Feng kılıcını kınından çıkarırken başını salladı ve ardından kılıç aniden beyaz bir parlaklıkla parladı.
“Yarı niyetli.” Ses anında fark etti ve övdü, “Ama yine de senin yaşındaki birinin yarım kılıcın amacını anlaması ve ayrıca ruh alemi yetiştiricilerinin huzurunda saklanabilmesi beni etkiledi.”
Feng soğukça alay etti, “Sadece konuya gel. Burada saklandığını biliyorum ve haber bir kez duyulduğunda tüm iblis ırkı buraya saldıracaktı. O yüzden gitmemize izin versen daha iyi olur, biraz hoşgörü gösterebilirler ya da…”
“Heh, iblis ırkının lanet olası iblis gururu. Ama yanlış bir şey söylemedin. Buraya bir casus olarak gönderildim, ama birisi burayı bulana kadar beş yüz yıl boyunca antik bir harabede mahsur kaldı ki bu kılık değiştirmiş bir nimetti.
“Artık artık bir piyon değil, bir şahım ve aynı kalmayı planlıyorum. Bu yüzden sana kendini bana adaman için bir şans veriyorum ve kendi ırkından bile alabileceğinden çok daha fazlasını almanı sağlayacağım.”
Feng soğukça homurdandı, tamamen korkusuzdu. “Hain olmaktansa ölmeyi tercih ederim!”
Ancak Ace kurnazca gülümsedi, “Şimdiden yap.” Neden gevezelik?’
Burada göründüğü andan itibaren diğer tilkilerin gözlerindeki histeriyi ve korkuyu fark etmişti ve ruh markalama tekniğini düşündüğünde bu kişinin çok dikkatli olduğunu ve burnunun dibinde herhangi bir değişkenin görünmesine izin vermediğini biliyordu. .
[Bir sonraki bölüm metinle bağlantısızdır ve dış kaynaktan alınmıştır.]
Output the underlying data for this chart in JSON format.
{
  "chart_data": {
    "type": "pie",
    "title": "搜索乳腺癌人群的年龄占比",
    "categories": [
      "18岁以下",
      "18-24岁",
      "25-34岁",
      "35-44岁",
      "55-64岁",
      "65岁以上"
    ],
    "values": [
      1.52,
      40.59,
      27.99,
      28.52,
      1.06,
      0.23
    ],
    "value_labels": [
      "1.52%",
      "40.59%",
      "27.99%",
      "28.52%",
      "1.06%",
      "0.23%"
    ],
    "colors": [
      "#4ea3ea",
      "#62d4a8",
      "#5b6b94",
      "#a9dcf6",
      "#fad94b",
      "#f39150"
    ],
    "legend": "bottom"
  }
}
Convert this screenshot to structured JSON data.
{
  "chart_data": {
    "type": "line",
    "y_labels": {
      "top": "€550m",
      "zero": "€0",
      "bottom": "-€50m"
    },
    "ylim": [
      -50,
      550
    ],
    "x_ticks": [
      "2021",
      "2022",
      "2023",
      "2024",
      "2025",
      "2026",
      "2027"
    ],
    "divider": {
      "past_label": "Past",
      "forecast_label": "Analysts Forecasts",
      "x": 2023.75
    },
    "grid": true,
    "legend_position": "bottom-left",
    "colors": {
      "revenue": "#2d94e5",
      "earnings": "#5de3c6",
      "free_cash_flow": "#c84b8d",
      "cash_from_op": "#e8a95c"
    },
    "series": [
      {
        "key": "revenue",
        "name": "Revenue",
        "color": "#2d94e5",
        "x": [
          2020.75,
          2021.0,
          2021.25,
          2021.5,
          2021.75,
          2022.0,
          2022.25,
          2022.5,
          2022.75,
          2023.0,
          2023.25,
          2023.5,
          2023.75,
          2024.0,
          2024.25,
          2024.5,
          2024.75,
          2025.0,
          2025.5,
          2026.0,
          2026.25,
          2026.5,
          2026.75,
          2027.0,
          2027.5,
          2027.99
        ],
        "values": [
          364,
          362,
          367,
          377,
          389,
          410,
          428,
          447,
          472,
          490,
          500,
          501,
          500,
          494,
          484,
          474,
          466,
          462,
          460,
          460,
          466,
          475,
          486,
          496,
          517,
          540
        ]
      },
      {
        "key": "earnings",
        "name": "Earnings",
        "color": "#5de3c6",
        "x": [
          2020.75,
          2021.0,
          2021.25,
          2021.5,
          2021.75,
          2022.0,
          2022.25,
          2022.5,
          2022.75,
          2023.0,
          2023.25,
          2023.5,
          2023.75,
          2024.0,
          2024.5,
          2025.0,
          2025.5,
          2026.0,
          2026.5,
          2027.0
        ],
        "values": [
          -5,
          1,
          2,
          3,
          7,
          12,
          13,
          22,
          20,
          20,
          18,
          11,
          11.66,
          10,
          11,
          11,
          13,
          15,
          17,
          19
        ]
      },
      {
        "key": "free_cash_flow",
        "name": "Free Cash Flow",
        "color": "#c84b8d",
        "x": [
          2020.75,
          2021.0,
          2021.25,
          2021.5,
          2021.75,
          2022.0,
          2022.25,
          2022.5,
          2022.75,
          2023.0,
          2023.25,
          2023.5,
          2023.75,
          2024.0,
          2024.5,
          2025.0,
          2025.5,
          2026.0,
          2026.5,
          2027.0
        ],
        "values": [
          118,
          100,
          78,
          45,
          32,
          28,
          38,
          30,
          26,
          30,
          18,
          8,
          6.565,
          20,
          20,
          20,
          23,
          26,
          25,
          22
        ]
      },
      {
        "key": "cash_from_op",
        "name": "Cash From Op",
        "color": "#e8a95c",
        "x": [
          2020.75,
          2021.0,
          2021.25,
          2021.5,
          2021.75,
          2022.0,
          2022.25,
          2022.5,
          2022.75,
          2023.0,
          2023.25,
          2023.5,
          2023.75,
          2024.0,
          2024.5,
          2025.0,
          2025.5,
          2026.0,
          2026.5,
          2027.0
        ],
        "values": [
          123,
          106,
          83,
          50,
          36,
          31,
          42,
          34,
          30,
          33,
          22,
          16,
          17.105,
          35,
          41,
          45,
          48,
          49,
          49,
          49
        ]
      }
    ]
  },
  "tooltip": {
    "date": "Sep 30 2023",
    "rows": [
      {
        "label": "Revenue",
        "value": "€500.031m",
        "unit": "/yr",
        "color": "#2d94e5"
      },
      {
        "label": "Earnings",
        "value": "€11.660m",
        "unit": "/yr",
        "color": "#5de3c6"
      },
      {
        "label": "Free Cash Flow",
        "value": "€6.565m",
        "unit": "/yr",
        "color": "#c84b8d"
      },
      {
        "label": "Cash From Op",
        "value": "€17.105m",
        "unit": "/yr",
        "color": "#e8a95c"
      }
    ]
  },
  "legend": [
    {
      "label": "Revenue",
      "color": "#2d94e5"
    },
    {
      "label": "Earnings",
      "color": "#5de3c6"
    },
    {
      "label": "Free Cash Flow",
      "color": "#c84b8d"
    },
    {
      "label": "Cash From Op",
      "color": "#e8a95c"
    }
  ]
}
Bu yüzden ata konuşmaya başladığı andan itibaren bunun sadece bir paravan olduğunu biliyordu çünkü…
“İç çek… bu bir seçim değildi, küçük iblis. Ruh markamı isteyerek kabul etmiş olsaydın, ruhun bozulmadan kalacaktı. Ama şimdi senin de kendi türün gibi bir katır kadar inatçı olduğunu biliyorum, bu yüzden artık konuşmanın bir anlamı yok.
“Şimdi, hayatta kalıp kalmayacağın sana bağlı!”
Tam ses kesildiğinde, pembemsi bir çizgi şimşek gibi fırladı ve doğrudan Feng’in alnına saplandı ve ona direnme şansı tanımadı!